Corro 2 horas e depois passo o resto dia sentado, sem culpa, ouvindo as pessoas
falarem sobre os assuntos de que eu mais gosto. É uma delícia.
Para
mim, a corrida é um antidepressivo maravilhoso. Sou muito agitado, faço muitas coisas e a corrida também me ajuda a
relaxar. É o momento em que fico em contato comigo mesmo, vejo minhas
limitações, e isso me deixa mais com o pé no chão. Por isso não corro ouvindo
música e prefiro treinar sozinho.
No
ano passado, fiz a Maratona de Berlim em 4h12. Depois pensei que se tivesse feito 2 minutos a menos teria me
qualificado para Boston. Não quero estabelecer essa meta porque tenho medo de
me frustrar, mas, se este ano eu conseguir fazer uma maratona em menos de 4h10,
posso comemorar os 70 anos correndo em Boston.
Não
tenho nenhum cuidado especial com alimentação. Antes do treino, bebo uma água de coco ou como uma fruta. Depois tomo
café com leite e como pão, azeite e tomate. Não estou convencido de que existe
um benefício real nesses géis e vitaminas, aminoácidos. Durante a maratona só
bebo água, não tomo nem isotônico. Como cortei açúcar da minha alimentação há
34 anos, tenho medo de ficar enjoado e passar mal.
O
exercício só é bom quando ele termina. Durante, é sofrimento. Às vezes você até libera uma endorfina no meio e dá uma sensação boa,
mas o prazer mesmo vem quando você acaba.
Quem
faz atividade física tem um envelhecimento muito mais saudável. Tenho quase 70 e não tomo nenhum remédio, peso 3 kg a mais do que na
época da faculdade. As pessoas dizem: “Você é magro, hein? Que sorte!” Não é
sorte, tenho que suar a camisa todos os dias.
Eu
corro porque estou convencido de que o exercício físico é contra a natureza humana. Precisamos combater essa inércia. Nenhum
animal desperdiça energia, ele gasta sua força para ir atrás de comida e de
sexo ou para fugir de um predador.
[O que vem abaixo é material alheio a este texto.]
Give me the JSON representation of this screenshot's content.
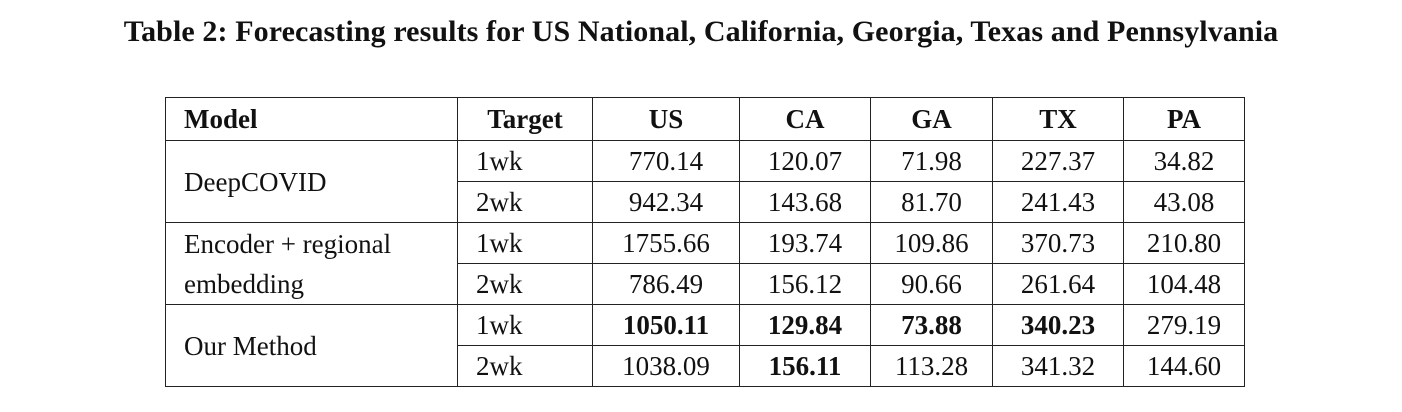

Com essas três necessidades satisfeitas, ele
deita e fica quieto. Vá a um zoológico para ver se você encontra uma onça
correndo à toa. Ou um gorila se exercitando na barra. Por isso é tão difícil
para a maioria das pessoas fazer atividades físicas.
Um
exemplo disso são meus pacientes. A grande
maioria são mulheres com câncer de mama. Muitas passam por quimioterapia,
perdem o cabelo, têm enjoos, fazem cirurgia para retirar parte do seio. E
enfrentam esse processo com tanta coragem que fico até emocionado. Depois disso
tudo, falo para elas que, se caminharem 40 minutos por dia, cortam pela metade
a chance de morrer de câncer de mama. Esse índice é maior do que o da quimio,
mas menos de 1% das minhas pacientes começam a fazer exercício. Vai contra a
natureza humana.
Muita
gente fala que não tem tempo de fazer exercícios. Dizem que acordam muito cedo para levar os filhos à escola, que
trabalham demais, que têm que cuidar da casa. Antes eu até ficava com
compaixão, mas hoje eu digo: isso é problema seu. Ninguém vai resolver esse
problema para você.
Você
acha que eu tenho vontade de levantar cedo para correr? Não tenho, mas encaro como um trabalho. Se seu chefe disser que a
empresa vai começar um projeto novo e precisa que você esteja lá às 5h30, você
vai estar lá. Você vai se virar, mudar sua rotina e dar um jeito. Por que com
exercício não pode ser assim?
Nós
temos a tendência de jogar a responsabilidade sobre a
nossa saúde nos outros. Em Deus, na cidade, na poluição, no trânsito, no
estresse. Cada um de nós tem que se responsabilizar pelo próprio bem-estar e
encontrar tempo para cuidar do corpo. É uma questão de prioridades.
Se
você não consegue fazer exercício de jeito nenhum, pelo menos tem que ter consciência de que está vivendo errado, que não
está levando em consideração a coisa mais importante que você tem, que é o seu
corpo.
“Este ano pretendo correr as
maratonas do Rio e de Chicago. Se fizer abaixo de 4h10, me qualifico para
Boston”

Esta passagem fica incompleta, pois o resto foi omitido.